In a world in which it stays out of the Great War of 1914, the United States would follow two possible paths. One would see the United States eschew overseas entanglements. The other would involve a great deal of involvement in the Pacific and the Caribbean.
The point of departure for the first point might be a decision, on the part of
William Jennings Bryant, to oppose the war against Spain. (In our timeline, Bryant was an enthusiastic supporter of the war and yet, soon thereafter, an opponent of the territorial acquisitions that followed.) This might lead to a situation in which the US refrained from building the Panama Canal, thereby increasing the demand for railroads that connected the Pacific Coast with other parts of the Continental United States. That, in turn, might lead to increased trade with Canada, as Americans made greater use of the Canadian Pacific Railway to move goods across the Empty Quarter.

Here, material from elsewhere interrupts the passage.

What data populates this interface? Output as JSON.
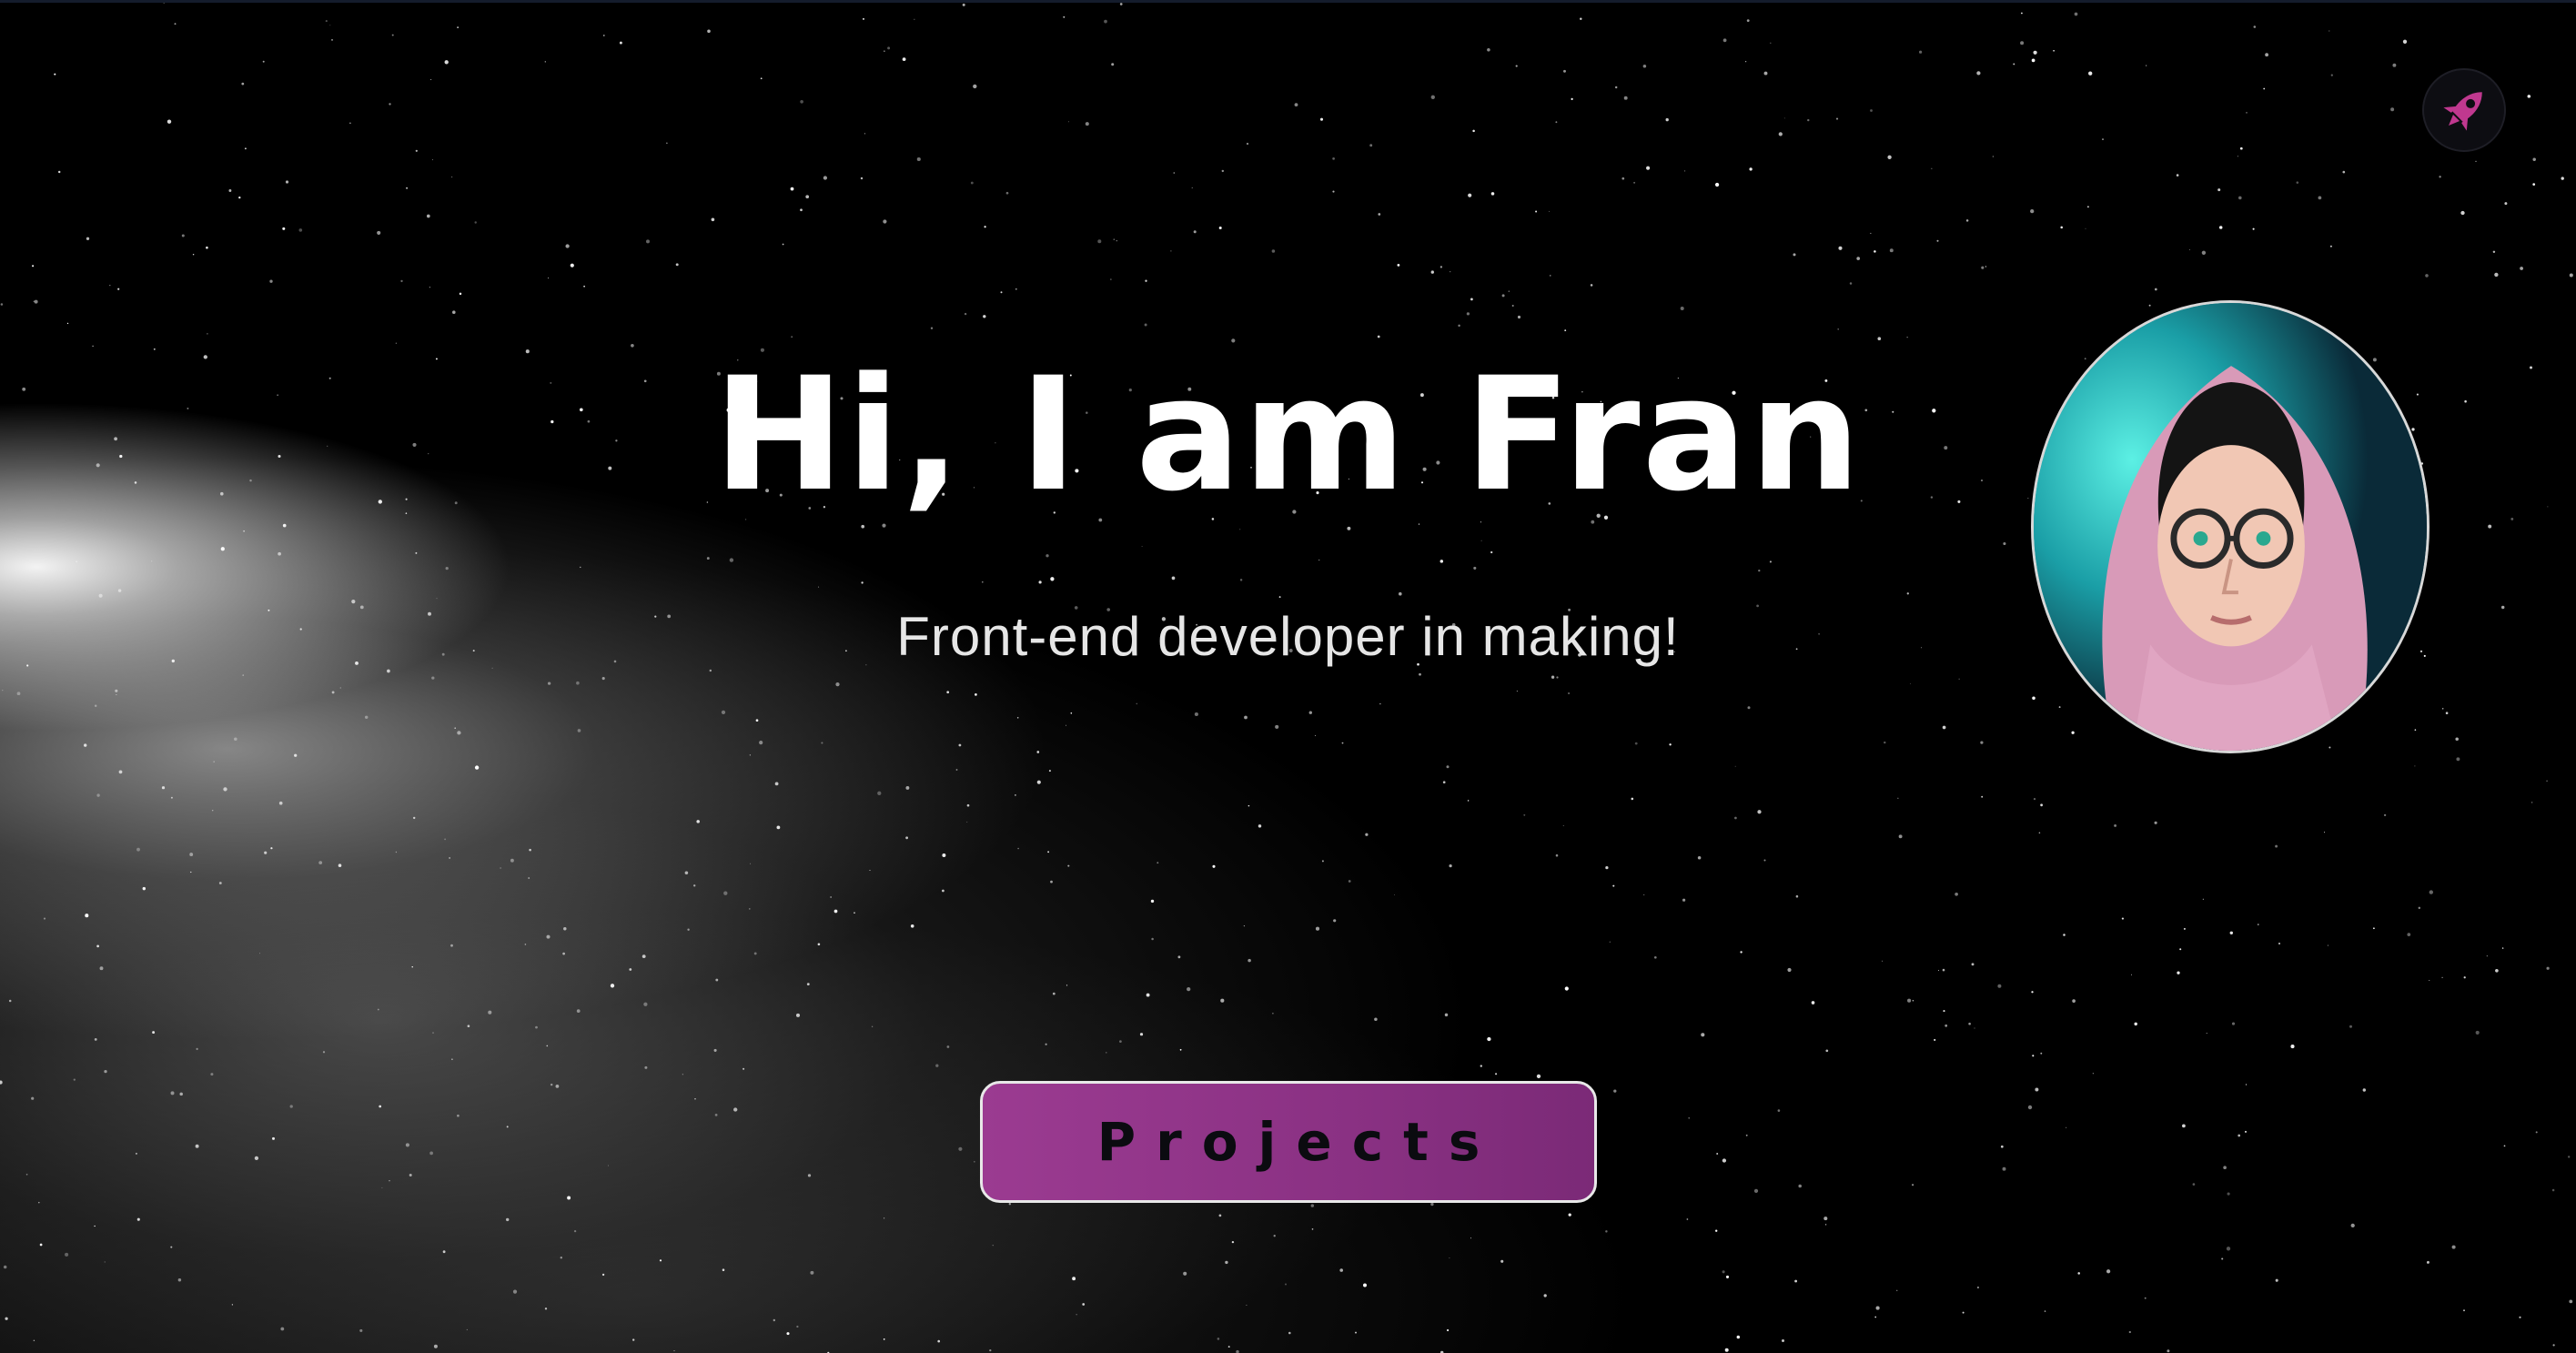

The point of departure for the second path might be something that prevented US entry in the Great War of 1914. This might include big decisions (such as a German decision to replace the Schlieffen/Moltke plan with a "defend in the west, attack in the east" deployment) or small events (such as those which would prevent the sinking of the Lusitania.) In such a situation, the United States might continue with the sort of interventions and expansions that took place in our time line in the years between 1898 and 1917. This, in turn, might lead to an earlier conflict with Japan.
As both of these paths would keep the United States out of the Great War of 1914, they would result in a situation in which that war would have ended soon after the collapse of the Russian Empire, and thus, no later than the spring or summer of 1917. This would leave the British Empire in a much stronger position, whether in terms of leadership talent, money, or morale. That, in turn, would reduce, rather than increase, the chances of the acquisition, by the United States, of Canadian territories.